И крокодиломакак двинулся к вазе с деревцем, зайдя за которую, вдруг ухнул вниз и, рассыпавшись фейерверком, пропал. Осторожно заглянув за вазу, Аксель обнаружил уже знакомый до тошноты колодец. Брат и сестра молча поглядели друг на друга.

— Ох… — У Акселя вдруг подкосились ноги, и он почти рухнул на лежанку. — Ну и денёк… Не зря мы так старались за завтраком! Мне кажется, с тех пор прошло полжизни…

— Верю, Акси, — твёрдо и спокойно сказала Кри, оставшаяся стоять. — Но ты должен собраться с силами! Этот день ещё далеко не кончен. Для начала скажи мне то, что собирался. Хотя я это уже знаю.

— Знаешь? — с трудом поднял на неё глаза мальчик.

— Да. Ты хотел мне сказать, чтоб я крепилась и держалась, потому что нас подло обманули. Так?

Аксель молча кивнул.

— Ты думаешь, я совсем глупая… Но я же знаю, знаю, знаю, что у тебя нет никакого кролика! Кто это был — там, в телевизоре?

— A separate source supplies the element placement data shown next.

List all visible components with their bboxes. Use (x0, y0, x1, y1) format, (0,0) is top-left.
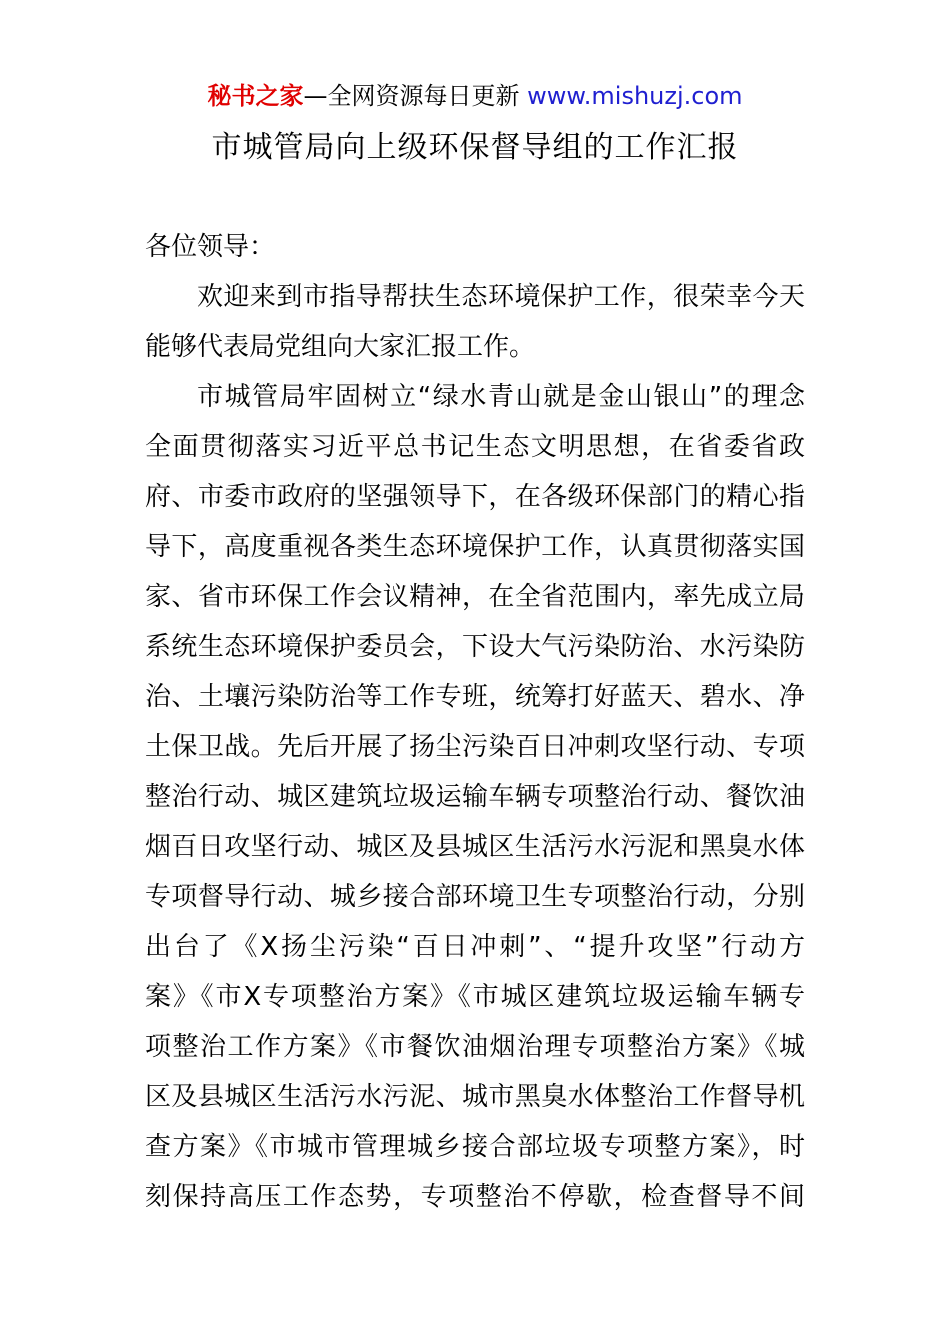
paragraph-2-line: 府、市委市政府的坚强领导下，在各级环保部门的精心指 (145, 482, 805, 512)
site-header (0, 80, 950, 112)
paragraph-2-line: 专项督导行动、城乡接合部环境卫生专项整治行动，分别 (145, 882, 805, 912)
site-url-link[interactable]: www.mishuzj.com (527, 82, 743, 110)
paragraph-2-line: 项整治工作方案》《市餐饮油烟治理专项整治方案》《城 (145, 1032, 805, 1062)
paragraph-1-line: 能够代表局党组向大家汇报工作。 (145, 332, 536, 362)
paragraph-1-line: 欢迎来到市指导帮扶生态环境保护工作，很荣幸今天 (197, 282, 805, 312)
paragraph-2-line: 区及县城区生活污水污泥、城市黑臭水体整治工作督导机 (145, 1082, 805, 1112)
header-tagline: —全网资源每日更新 (303, 82, 528, 110)
paragraph-2-line: 出台了《X扬尘污染“百日冲刺”、“提升攻坚”行动方 (145, 932, 805, 962)
document-title: 市城管局向上级环保督导组的工作汇报 (211, 130, 739, 165)
paragraph-2-line: 刻保持高压工作态势，专项整治不停歇，检查督导不间 (145, 1182, 805, 1212)
paragraph-2-line: 家、省市环保工作会议精神，在全省范围内，率先成立局 (145, 582, 805, 612)
brand-name: 秘书之家 (207, 82, 304, 110)
document-body (145, 222, 805, 1222)
paragraph-2-line: 土保卫战。先后开展了扬尘污染百日冲刺攻坚行动、专项 (145, 732, 805, 762)
paragraph-2-line: 查方案》《市城市管理城乡接合部垃圾专项整方案》，时 (145, 1132, 805, 1162)
paragraph-2-line: 导下，高度重视各类生态环境保护工作，认真贯彻落实国 (145, 532, 805, 562)
salutation: 各位领导： (145, 232, 276, 262)
paragraph-2-line: 整治行动、城区建筑垃圾运输车辆专项整治行动、餐饮油 (145, 782, 805, 812)
paragraph-2-line: 治、土壤污染防治等工作专班，统筹打好蓝天、碧水、净 (145, 682, 805, 712)
paragraph-2-line: 案》《市X专项整治方案》《市城区建筑垃圾运输车辆专 (145, 982, 805, 1012)
paragraph-2-line: 全面贯彻落实习近平总书记生态文明思想，在省委省政 (145, 432, 805, 462)
paragraph-2-line: 市城管局牢固树立“绿水青山就是金山银山”的理念 (197, 382, 805, 412)
paragraph-2-line: 系统生态环境保护委员会，下设大气污染防治、水污染防 (145, 632, 805, 662)
paragraph-2-line: 烟百日攻坚行动、城区及县城区生活污水污泥和黑臭水体 (145, 832, 805, 862)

— Кто угодно, только не мама… Колдовство. Но, думаю, он не сам себе отвечал. Он ведь ничего о нашей семье не знает! Да и не сыграть ему одному так здорово. Мне кажется, ему отвечали наши шлемы.

— Шле-мы? Как это?

— Ну, припомни сама… Сперва он вытащил у меня из памяти нужную ему фразу, и она грохотала у нас в ушах. — Оба — и Аксель, и Кри — избегали произносить ненавистное имя. — Вот точно так же, наверное, из нашей памяти вытащили кое-что о маме. Но я могу поспорить, что тут не только колдовство, а и техника. На наше счастье.

— Почему?

— Потому что техника, пусть даже очень сложная, может не всё. Только когда эти шлемы у нас на головах, они могут читать мысли. И только то, о чём мы думаем сию минуту.

— Откуда ты знаешь?

— А иначе эта ведьма на экране ответила бы мне правильно: «Что ты, сыночек, какой ещё кроличек?» — с омерзением передразнил Аксель. — Но стоило нам вдруг снять шлемы — и всё! Она уже не знала, что нам врать. И теперь Клетчатый Балбес думает, что обманул нас. Ну что ж, пусть думает. А зачем ты просила у него чек, Кри? Он ведь наверняка фальшивый…

— Не знаю… — замигала Кри. — Я, наверное, немножко надеялась…

Она отвернулась. Аксель встал и обнял её.

— Не плачь! Ты замечательно держалась сегодня. И не забывай, что ты — Его Луна.

— Ох, ничего мне не надо… — Кри прижалась мокрым от слёз лицом к его плечу. — Мы здесь умрём?

— Если поддадимся! Надо выстоять, Кри. Старый план не сработал — придумаем новый.

— Да с чего ты взял, что он не сработал? — отстранилась Кри. — Ты о чём?

— Как о чём? О Шворке, разве не ясно?

— Это тебе ничего не ясно! — вдруг разъярилась Кри. — Ты даже понятия не имеешь, каково мне было весь вечер! И не только из-за всех этих зеркальных духов и крокодилов… Ведь там, внутри Шворка, — комиссар Хоф!